Modernization in Action: Turning Risk into Opportunity with AI
Modernization isn’t just a technology problem. Most challenges (and solutions) come down to people and processes. That’s one of the key insights from our recent fireside chat with Patrick Machado, CTO at Critical Software, who shared lessons from decades of helping organizations modernize their most critical systems, and Leopoldo Andres, Principal zStack Technical Sales Manager at IBM.

For over 15 years, Critical Software and IBM have partnered to deliver modernization across industries—from banking and telecommunications to insurance and government. Together, they’ve developed solutions that manage vast networks, prevent system failures, and harness AI to streamline operations.
Yet even with cutting-edge tools, the greatest risk in modernization isn’t technical—it’s hesitation. Too often, projects stall before they even begin because the fear of disruption outweighs the drive for progress. As Patrick notes, a strong business case and executive sponsorship are essential foundations for success.
When modernization projects do launch, technical hurdles quickly emerge. Legacy systems can be decades old, with lost documentation or even missing source code. The result? High technical debt, complex dependencies, and underestimated risks. Critical Software’s approach focuses on reducing risk from the outset: understanding the business context, mapping dependencies, gradually modernizing systems, and applying rigorous testing at every stage.
AI is becoming a key enabler in this process, particularly in understanding legacy code. IBM watsonx, a next-generation AI and data platform, supports modernization by using generative AI to interpret, refactor, and optimize legacy codebases such as COBOL—reducing manual effort and uncovering hidden dependencies. Similarly, CoBot, Critical Software’s own AI accelerator, complements this by automating code analysis, documentation, and transformation tasks—helping teams modernize faster while maintaining full control over quality and compliance.
But as Patrick emphasizes, AI isn’t a silver bullet.
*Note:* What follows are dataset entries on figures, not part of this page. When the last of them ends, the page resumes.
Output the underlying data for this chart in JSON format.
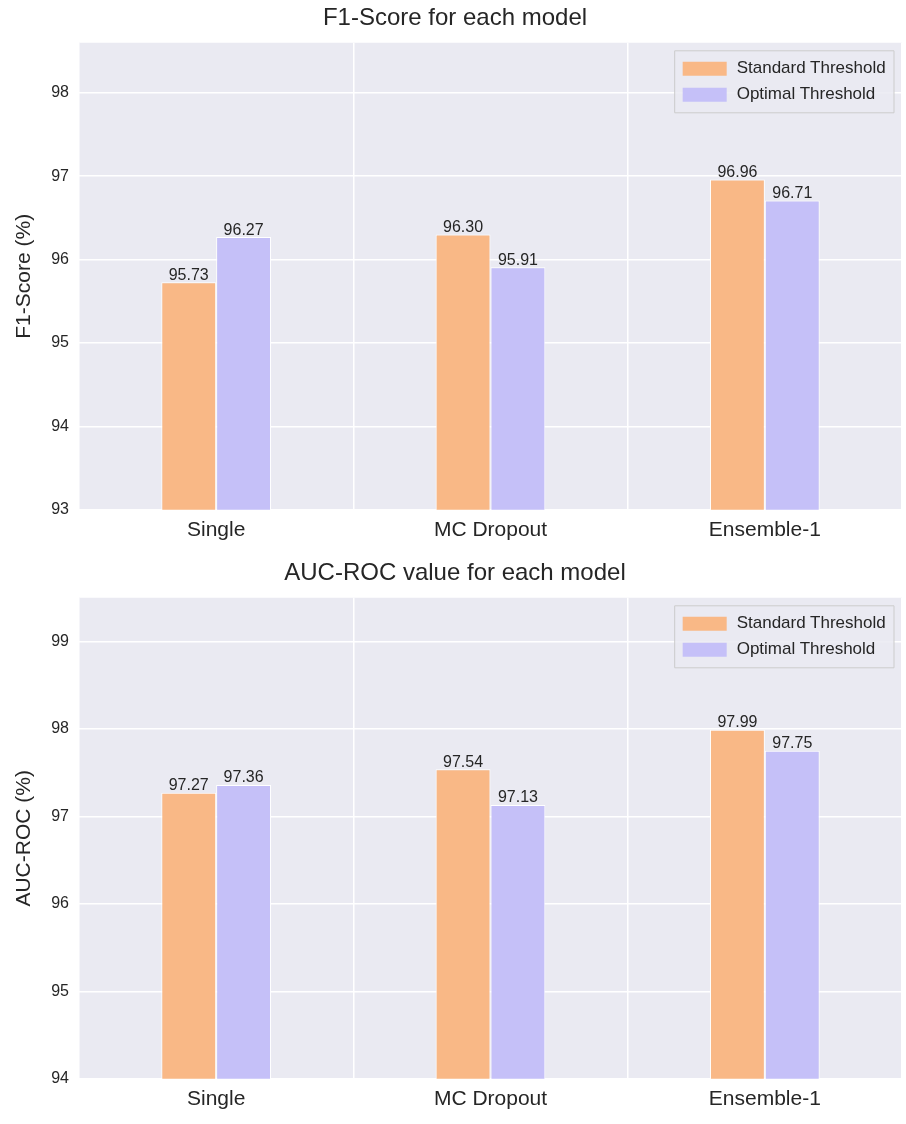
{
  "chart_data": [
    {
      "type": "bar",
      "title": "F1-Score for each model",
      "ylabel": "F1-Score (%)",
      "categories": [
        "Single",
        "MC Dropout",
        "Ensemble-1"
      ],
      "series": [
        {
          "name": "Standard Threshold",
          "color": "#f9b886",
          "values": [
            95.73,
            96.3,
            96.96
          ],
          "value_labels": [
            "95.73",
            "96.30",
            "96.96"
          ]
        },
        {
          "name": "Optimal Threshold",
          "color": "#c5c0f8",
          "values": [
            96.27,
            95.91,
            96.71
          ],
          "value_labels": [
            "96.27",
            "95.91",
            "96.71"
          ]
        }
      ],
      "ylim": [
        93,
        98.6
      ],
      "yticks": [
        93,
        94,
        95,
        96,
        97,
        98
      ],
      "grid": true,
      "legend": "top right"
    },
    {
      "type": "bar",
      "title": "AUC-ROC value for each model",
      "ylabel": "AUC-ROC (%)",
      "categories": [
        "Single",
        "MC Dropout",
        "Ensemble-1"
      ],
      "series": [
        {
          "name": "Standard Threshold",
          "color": "#f9b886",
          "values": [
            97.27,
            97.54,
            97.99
          ],
          "value_labels": [
            "97.27",
            "97.54",
            "97.99"
          ]
        },
        {
          "name": "Optimal Threshold",
          "color": "#c5c0f8",
          "values": [
            97.36,
            97.13,
            97.75
          ],
          "value_labels": [
            "97.36",
            "97.13",
            "97.75"
          ]
        }
      ],
      "ylim": [
        94,
        99.5
      ],
      "yticks": [
        94,
        95,
        96,
        97,
        98,
        99
      ],
      "grid": true,
      "legend": "top right"
    }
  ]
}
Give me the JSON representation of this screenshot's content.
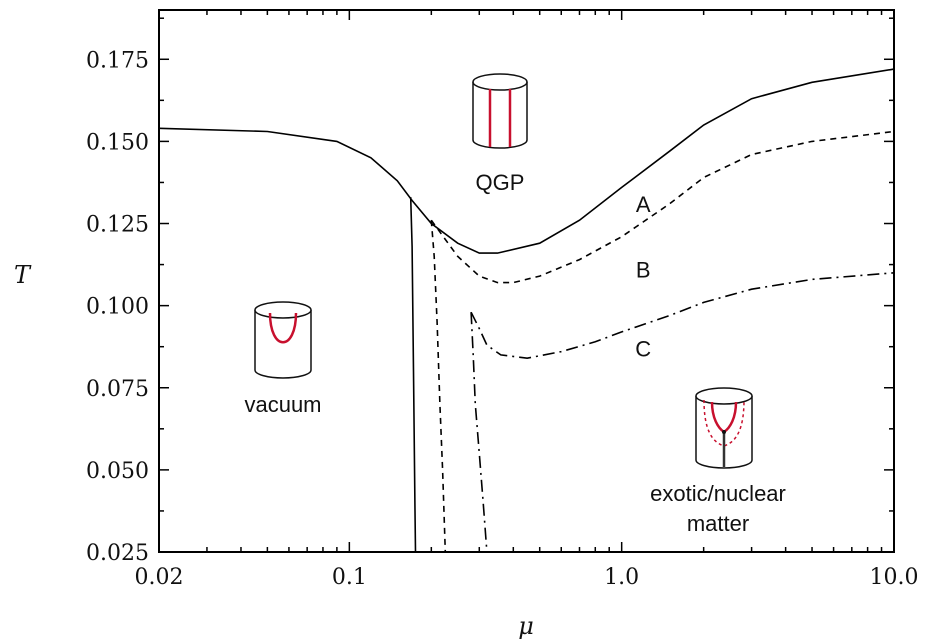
{
  "chart_data": {
    "type": "line",
    "xlabel": "μ",
    "ylabel": "T",
    "xscale": "log",
    "xlim": [
      0.02,
      10.0
    ],
    "ylim": [
      0.025,
      0.19
    ],
    "x_ticks": [
      "0.02",
      "0.1",
      "1.0",
      "10.0"
    ],
    "x_tick_values": [
      0.02,
      0.1,
      1.0,
      10.0
    ],
    "y_ticks": [
      "0.025",
      "0.050",
      "0.075",
      "0.100",
      "0.125",
      "0.150",
      "0.175"
    ],
    "y_tick_values": [
      0.025,
      0.05,
      0.075,
      0.1,
      0.125,
      0.15,
      0.175
    ],
    "series": [
      {
        "name": "A",
        "style": "solid",
        "upper": [
          [
            0.02,
            0.154
          ],
          [
            0.05,
            0.153
          ],
          [
            0.09,
            0.15
          ],
          [
            0.12,
            0.145
          ],
          [
            0.15,
            0.138
          ],
          [
            0.17,
            0.132
          ],
          [
            0.2,
            0.125
          ],
          [
            0.25,
            0.119
          ],
          [
            0.3,
            0.116
          ],
          [
            0.35,
            0.116
          ],
          [
            0.5,
            0.119
          ],
          [
            0.7,
            0.126
          ],
          [
            1.0,
            0.136
          ],
          [
            1.5,
            0.147
          ],
          [
            2.0,
            0.155
          ],
          [
            3.0,
            0.163
          ],
          [
            5.0,
            0.168
          ],
          [
            10.0,
            0.172
          ]
        ],
        "lower": [
          [
            0.168,
            0.133
          ],
          [
            0.17,
            0.118
          ],
          [
            0.172,
            0.08
          ],
          [
            0.174,
            0.04
          ],
          [
            0.175,
            0.025
          ]
        ]
      },
      {
        "name": "B",
        "style": "dashed",
        "upper": [
          [
            0.2,
            0.126
          ],
          [
            0.25,
            0.115
          ],
          [
            0.3,
            0.109
          ],
          [
            0.35,
            0.107
          ],
          [
            0.4,
            0.107
          ],
          [
            0.5,
            0.109
          ],
          [
            0.7,
            0.114
          ],
          [
            1.0,
            0.121
          ],
          [
            1.5,
            0.131
          ],
          [
            2.0,
            0.139
          ],
          [
            3.0,
            0.146
          ],
          [
            5.0,
            0.15
          ],
          [
            10.0,
            0.153
          ]
        ],
        "lower": [
          [
            0.2,
            0.126
          ],
          [
            0.205,
            0.115
          ],
          [
            0.21,
            0.095
          ],
          [
            0.215,
            0.07
          ],
          [
            0.22,
            0.05
          ],
          [
            0.225,
            0.025
          ]
        ]
      },
      {
        "name": "C",
        "style": "dash-dot",
        "upper": [
          [
            0.28,
            0.098
          ],
          [
            0.3,
            0.093
          ],
          [
            0.32,
            0.088
          ],
          [
            0.36,
            0.085
          ],
          [
            0.45,
            0.084
          ],
          [
            0.6,
            0.086
          ],
          [
            0.8,
            0.089
          ],
          [
            1.0,
            0.092
          ],
          [
            1.5,
            0.097
          ],
          [
            2.0,
            0.101
          ],
          [
            3.0,
            0.105
          ],
          [
            5.0,
            0.108
          ],
          [
            10.0,
            0.11
          ]
        ],
        "lower": [
          [
            0.28,
            0.098
          ],
          [
            0.285,
            0.085
          ],
          [
            0.29,
            0.07
          ],
          [
            0.3,
            0.055
          ],
          [
            0.31,
            0.04
          ],
          [
            0.32,
            0.025
          ]
        ]
      }
    ],
    "curve_labels": [
      {
        "text": "A",
        "x": 1.2,
        "y": 0.131
      },
      {
        "text": "B",
        "x": 1.2,
        "y": 0.111
      },
      {
        "text": "C",
        "x": 1.2,
        "y": 0.087
      }
    ],
    "region_labels": [
      {
        "id": "qgp",
        "lines": [
          "QGP"
        ]
      },
      {
        "id": "vacuum",
        "lines": [
          "vacuum"
        ]
      },
      {
        "id": "exotic",
        "lines": [
          "exotic/nuclear",
          "matter"
        ]
      }
    ],
    "grid": false,
    "legend": "none"
  },
  "colors": {
    "string_red": "#c8102e",
    "frame": "#000000"
  }
}
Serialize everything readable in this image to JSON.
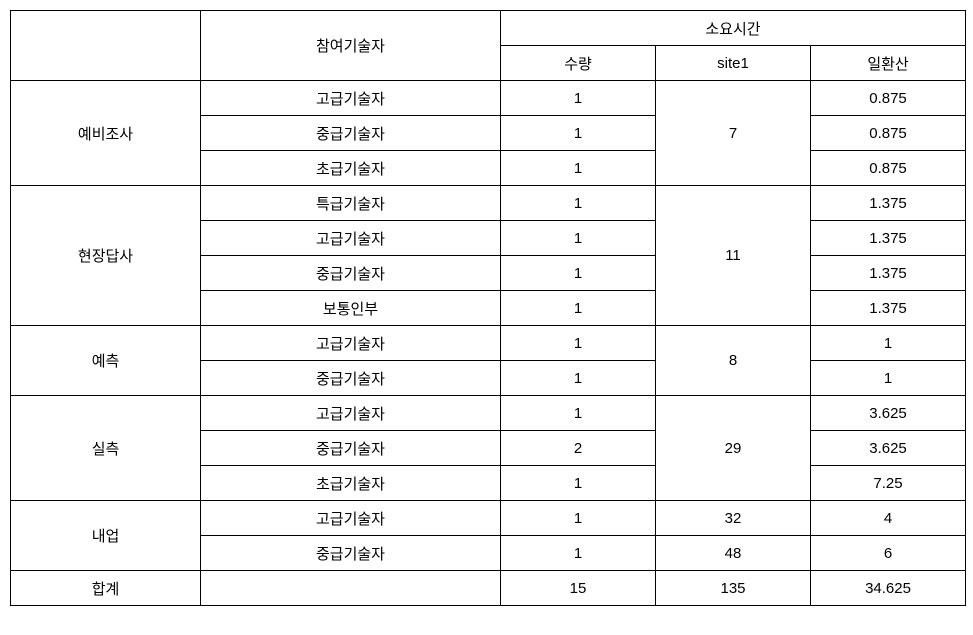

Generative models must be validated and guided by human expertise to ensure accuracy and maintain trust.
Ultimately, successful modernization is about balance. Companies must weigh the risks of inaction (slow time-to-market, skill gaps, outdated systems) against the fear of disruption. Step-by-step modernization, strong testing practices, and the right partners make all the difference.
“The riskiest project is the one that never starts. Build a strong business case, manage risk intelligently, and choose partners who understand critical systems.” — Patrick Machado, CTO at Critical Software.
Modernization is challenging—but when done right, it’s transformative.